In fact, medical experts consider a pregnancy to be established after the implantation of a fertilized egg has occurred. Advocates of emergency contraception remain firm about informing people that Plan B One-Step is not an agent of abortion. Medical authorities define an abortion as the disruption of an implanted fertilized egg. This means that it is impossible for Plan B One-Step to terminate a pregnancy since, medically, a pregnancy doesn't exist. Federal policy, in accordance with medical experts, defines medication, drugs and devices that act before implantation as preventions to pregnancy and not agents that terminate pregnancy.

Plan B One-Step is a safe and effective method for women to PREVENT a possible pregnancy after engaging in unprotected sexual intercourse or experiencing birth control failure and has proven to be a significantly influential option that has helped drastically reduce the number or unwanted pregnancies as well as the number of abortions that would have taken place if these pregnancies were not prevented through the use of emergency contraception.
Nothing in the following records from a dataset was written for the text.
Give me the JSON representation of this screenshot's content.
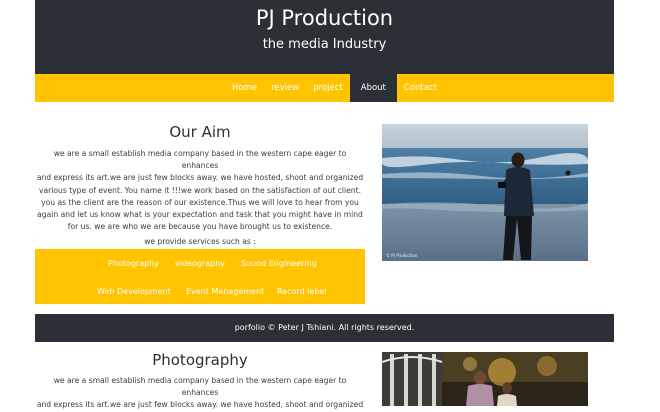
{
  "header": {
    "title": "PJ Production",
    "subtitle": "the media Industry"
  },
  "nav": {
    "items": [
      "Home",
      "review",
      "project",
      "About",
      "Contact"
    ],
    "active_index": 3
  },
  "about": {
    "heading": "Our Aim",
    "lines": [
      "we are a small establish media company based in the western cape eager to enhances",
      "and express its art.we are just few blocks away. we have hosted, shoot and organized",
      "various type of event. You name it !!!we work based on the satisfaction of out client.",
      "you as the client are the reason of our existence.Thus we will love to hear from you",
      "again and let us know what is your expectation and task that you might have in mind",
      "for us. we are who we are because you have brought us to existence."
    ],
    "services_label": "we provide services such as :",
    "services": [
      "Photography",
      "videography",
      "Sound Engineering",
      "Web Development",
      "Event Management",
      "Record lebel"
    ],
    "image_caption": "© PJ Production"
  },
  "footer": {
    "text": "porfolio © Peter J Tshiani. All rights reserved."
  },
  "photography": {
    "heading": "Photography",
    "lines": [
      "we are a small establish media company based in the western cape eager to enhances",
      "and express its art.we are just few blocks away. we have hosted, shoot and organized"
    ]
  },
  "colors": {
    "dark": "#2b2f36",
    "accent": "#ffc300"
  }
}
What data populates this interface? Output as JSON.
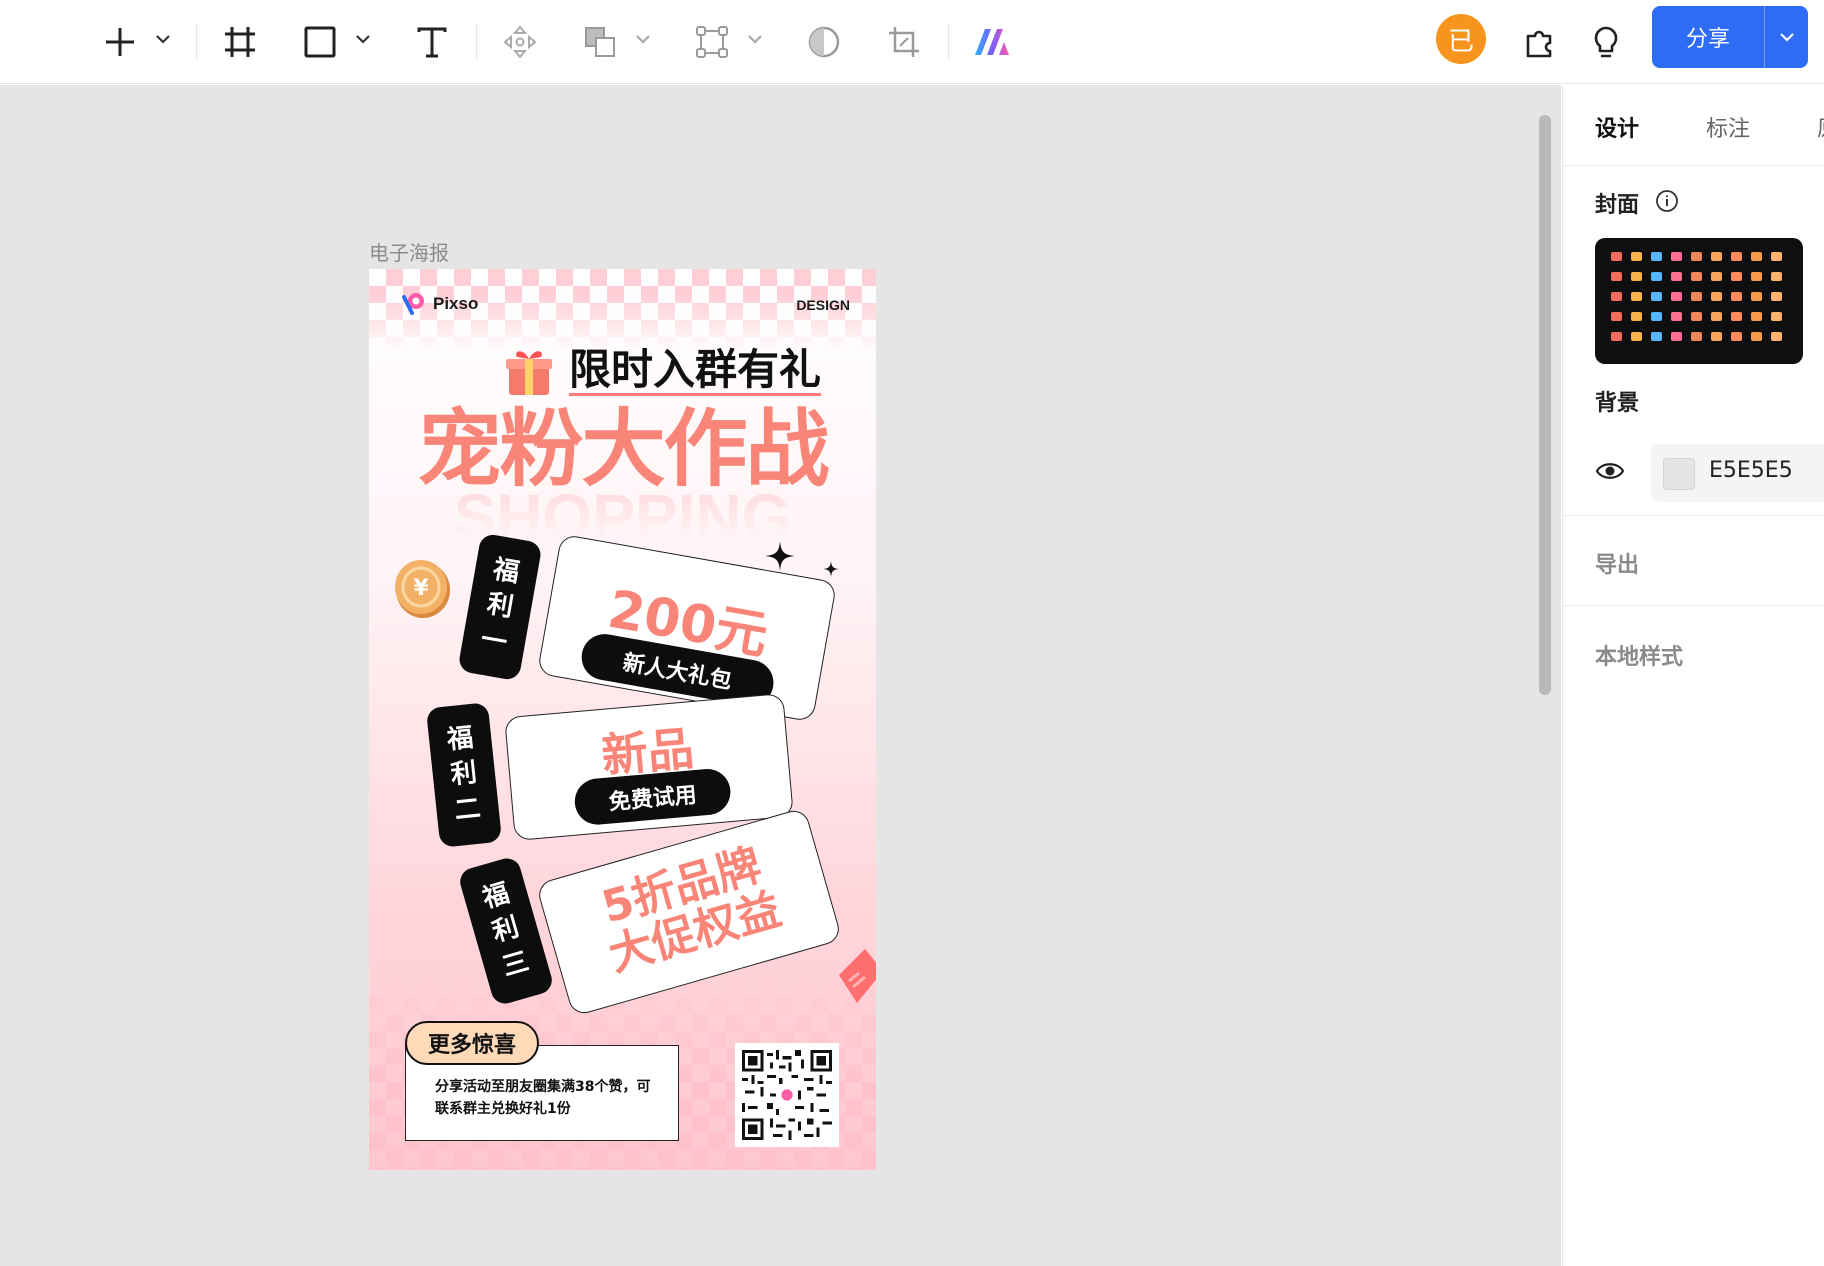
{
  "toolbar": {
    "tools": [
      {
        "name": "add-tool",
        "icon": "plus-icon",
        "has_menu": true
      },
      {
        "name": "frame-tool",
        "icon": "frame-icon",
        "has_menu": false
      },
      {
        "name": "shape-tool",
        "icon": "rectangle-icon",
        "has_menu": true
      },
      {
        "name": "text-tool",
        "icon": "text-icon",
        "has_menu": false
      },
      {
        "name": "component-tool",
        "icon": "move-icon",
        "has_menu": false
      },
      {
        "name": "boolean-tool",
        "icon": "boolean-icon",
        "has_menu": true
      },
      {
        "name": "vector-tool",
        "icon": "vector-icon",
        "has_menu": true
      },
      {
        "name": "mask-tool",
        "icon": "contrast-icon",
        "has_menu": false
      },
      {
        "name": "crop-tool",
        "icon": "crop-icon",
        "has_menu": false
      },
      {
        "name": "ai-tool",
        "icon": "ai-logo-icon",
        "has_menu": false
      }
    ],
    "avatar_text": "已",
    "share_label": "分享",
    "accent": "#2f6cf6",
    "avatar_color": "#f7941d"
  },
  "canvas": {
    "background": "#e5e5e5",
    "frame_label": "电子海报"
  },
  "poster": {
    "brand_name": "Pixso",
    "design_tag": "DESIGN",
    "subhead": "限时入群有礼",
    "headline": "宠粉大作战",
    "watermark": "SHOPPING",
    "benefits": [
      {
        "tag": [
          "福",
          "利",
          "一"
        ],
        "title": "200元",
        "pill": "新人大礼包"
      },
      {
        "tag": [
          "福",
          "利",
          "二"
        ],
        "title": "新品",
        "pill": "免费试用"
      },
      {
        "tag": [
          "福",
          "利",
          "三"
        ],
        "title_lines": [
          "5折品牌",
          "大促权益"
        ]
      }
    ],
    "more_badge": "更多惊喜",
    "more_text": "分享活动至朋友圈集满38个赞，可联系群主兑换好礼1份",
    "accent_color": "#f88577"
  },
  "panel": {
    "tabs": [
      "设计",
      "标注",
      "原"
    ],
    "cover_label": "封面",
    "background_label": "背景",
    "background_hex": "E5E5E5",
    "export_label": "导出",
    "local_styles_label": "本地样式"
  }
}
So, Who Can Buy Plan B One-Step?

As of June 20, 2013, the FDA has accepted Teva's supplemental application and approved Plan B One-Step nonprescription/over-the-counter status. This means that women of all ages can buy Plan B One-Step, which should now be in the family planning aisle/section of local drugstores. 

On February 25, 2014, the FDA announced that Plan B One-Step generic alternatives (My Way and Next Choice One Dose) will now be available without a prescription or any age restrictions -- even though the agency is requiring that these products include on their labels that use is intended for women ages 17 and older. Take Action is also available OTC for any age, but because it is manufactured by Teva, it does no

So... if you need to buy emergency contraception, accessibility is as follows:

  • Plan B One-Step -- can be bought OTC (without a prescription) to those of any age.
  • My Way, Take Action and Next Choice One Dose (Plan B One-Step generic products) -- can be bought OTC,  (without a prescription) to those of any age.
  • Plan B generic Next Choice (two-pill emergency contraception) -- available behind the pharmacy counter, without a prescription, for those aged 17 and older. A prescription is needed for those under 17.

Sources:

FDA Drug Databases. [10-03-2013] "Orange Book: Approved Drug Products with Therapeutic Equivalence Evaluations."

FDA Newsroom. [04-22-2009] "Updated FDA Action on Plan B (levonorgestrel) Tablets." Accessed 10/6/13.

FDA Newsroom. [06-24-2009] "FDA Approves Generic Prescription-Only Version of Plan B Emergency Contraceptive for Women Ages 17 and Under." Accessed 10/6/13.

Tummino v. Torti, 603 F. Supp. 2d 519 (E.D.N.Y, Mar. 23, 2009). Accessed 10/6/13.